While the Strand continues to stock reviewers' copies, which it sells at half off, lately it has begun carrying more new books. "If we run out, we don't want our customers to go to our competitors," says Bass. One thing he doesn't anticipate lacking anytime soon is quality used books. Like other booksellers, Bass singles out the "tremendous" volume of books being offered as the biggest change in the business in the past year and a half. "We're buying more than ever before," he says. "The rare book department is getting fantastic stuff, and our art department is bursting." Since its purchase of Hacker Art Books several years ago, the Strand has one million art books split between the store and at its 10,000-sq.-ft. warehouse in Brooklyn. Soon customers will be able to get store credit for the first time in the Strand's 80-year history. "Cash has always seemed the most clean-cut and simple method of payment. However, we hope to change that policy in the near future," says Bass.

Some Bumpy Spots

Tony Weller, co-owner of Sam Weller's Bookstore in Salt Lake City, is rethinking everything as he prepares to move the 80-year-old bookstore founded by his grandparents into new quarters with a smaller footprint than the current 37,000 sq. ft. "For years I've held the belief that the presence of my used books helps me sell my new books, and the presence of my new books helps me sell my used," says Weller. He plans to keep a mix of new, used, and rare in the new store and to offer a searchable database of the store's inventory on its upgraded Web site (samwellers.com), which will launch when the store opens.

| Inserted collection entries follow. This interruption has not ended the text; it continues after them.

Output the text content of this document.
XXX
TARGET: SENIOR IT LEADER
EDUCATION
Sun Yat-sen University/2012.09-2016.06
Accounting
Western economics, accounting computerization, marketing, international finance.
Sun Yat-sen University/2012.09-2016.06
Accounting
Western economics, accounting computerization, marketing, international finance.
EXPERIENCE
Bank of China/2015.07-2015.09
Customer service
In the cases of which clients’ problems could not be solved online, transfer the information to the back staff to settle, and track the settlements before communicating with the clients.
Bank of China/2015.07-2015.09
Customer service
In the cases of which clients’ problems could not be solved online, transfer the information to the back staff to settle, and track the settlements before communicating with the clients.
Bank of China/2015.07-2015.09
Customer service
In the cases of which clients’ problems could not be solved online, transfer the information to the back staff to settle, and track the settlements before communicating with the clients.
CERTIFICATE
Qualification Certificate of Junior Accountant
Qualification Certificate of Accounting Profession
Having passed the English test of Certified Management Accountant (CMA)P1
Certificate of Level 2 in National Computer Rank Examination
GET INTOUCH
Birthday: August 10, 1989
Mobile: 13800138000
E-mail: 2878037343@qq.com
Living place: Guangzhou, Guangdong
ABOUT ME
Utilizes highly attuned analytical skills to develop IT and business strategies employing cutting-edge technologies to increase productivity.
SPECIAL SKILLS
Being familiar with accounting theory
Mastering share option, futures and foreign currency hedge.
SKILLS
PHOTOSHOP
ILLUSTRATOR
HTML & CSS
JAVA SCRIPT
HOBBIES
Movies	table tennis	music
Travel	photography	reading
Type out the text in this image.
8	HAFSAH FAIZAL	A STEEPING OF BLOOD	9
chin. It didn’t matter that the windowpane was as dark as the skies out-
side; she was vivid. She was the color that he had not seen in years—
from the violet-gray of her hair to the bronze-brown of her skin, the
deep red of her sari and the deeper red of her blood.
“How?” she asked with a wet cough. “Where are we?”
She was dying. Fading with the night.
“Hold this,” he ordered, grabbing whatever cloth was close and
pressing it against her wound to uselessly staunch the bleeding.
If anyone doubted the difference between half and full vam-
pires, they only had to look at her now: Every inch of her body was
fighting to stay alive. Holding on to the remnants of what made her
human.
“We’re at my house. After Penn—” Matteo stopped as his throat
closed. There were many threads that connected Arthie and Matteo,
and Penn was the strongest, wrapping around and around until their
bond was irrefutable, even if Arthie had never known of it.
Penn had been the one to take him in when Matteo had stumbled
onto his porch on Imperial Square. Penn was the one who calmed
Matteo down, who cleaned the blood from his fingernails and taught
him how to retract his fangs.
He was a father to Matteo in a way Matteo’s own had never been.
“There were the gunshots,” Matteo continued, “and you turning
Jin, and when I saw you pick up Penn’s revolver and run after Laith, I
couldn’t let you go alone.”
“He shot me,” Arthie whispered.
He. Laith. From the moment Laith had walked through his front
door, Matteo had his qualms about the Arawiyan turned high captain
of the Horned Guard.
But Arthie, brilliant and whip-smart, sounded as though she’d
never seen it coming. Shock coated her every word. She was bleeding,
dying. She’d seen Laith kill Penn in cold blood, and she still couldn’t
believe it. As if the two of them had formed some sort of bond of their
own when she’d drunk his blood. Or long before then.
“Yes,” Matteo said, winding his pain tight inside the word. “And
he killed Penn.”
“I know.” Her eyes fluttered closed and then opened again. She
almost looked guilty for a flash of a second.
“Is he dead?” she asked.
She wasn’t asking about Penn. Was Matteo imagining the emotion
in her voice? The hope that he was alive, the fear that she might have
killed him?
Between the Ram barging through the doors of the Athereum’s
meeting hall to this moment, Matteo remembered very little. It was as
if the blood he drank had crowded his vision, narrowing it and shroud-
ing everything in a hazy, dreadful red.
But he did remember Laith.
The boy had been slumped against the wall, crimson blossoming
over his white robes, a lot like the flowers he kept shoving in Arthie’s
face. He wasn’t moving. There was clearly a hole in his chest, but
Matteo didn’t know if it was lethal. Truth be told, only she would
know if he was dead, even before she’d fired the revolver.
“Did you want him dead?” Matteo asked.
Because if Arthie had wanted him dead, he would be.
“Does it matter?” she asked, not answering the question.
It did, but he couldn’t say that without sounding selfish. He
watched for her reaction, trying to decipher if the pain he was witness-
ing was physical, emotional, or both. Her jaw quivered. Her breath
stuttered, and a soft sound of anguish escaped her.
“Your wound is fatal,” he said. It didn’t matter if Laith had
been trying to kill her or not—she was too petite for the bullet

Unlike many booksellers, he is far less gung ho about the long-term prospects for the used-book market. "We've seen the market shrink over the last 15 years," says Weller, for whom one of the biggest challenges is curbing the appetite of the store's used-book buyers. "The easiest mistake is to buy too much," he says, which is one reason that he asks customers to call first before bringing in their books for sale. "We'd rather disappoint over the phone," he adds.

Although Weller remains committed to used, Peter Aaron, owner of Elliott Bay Book Co. in Seattle, is not sure that they're right for everyone. When the store relocated this summer, he decided to stop selling used entirely. "It had never grown into a significant percentage of our business," says Aaron. "I didn't think we were particularly good at it. It's fine to be seduced by gross profit percentages. Our experience was that it wasn't nearly as profitable as it looked to be."

Certainly the used-book market has undergone tremendous change in large part because of the Internet. As Moore points out, book dealers no longer travel overseas to search out books for resale, and there's a lot of pressure to keep book prices low in part because customers can check more readily online. Penny and 99¢ resellers, who make their money on shipping, also drive down prices. At the same time, increased shipping charges from the U.S. to overseas has discouraged in-store visits from Europeans or Asians who would have to pay $300 in shipping to buy $400 worth of books.

The heady days of the 1970s and early '80s, when used books practically sold themselves through brick-and-mortar outlets, are over. In an interview with the Somerville (Mass.) News, Moore's partner, Mike McIntyre, described selling used books then as "a lot like selling drugs." Still, the Internet and the economy are both providing new opportunities for booksellers. As Powell's Guetschow points out, "As long as people want a tangible copy, used books are designed to compete."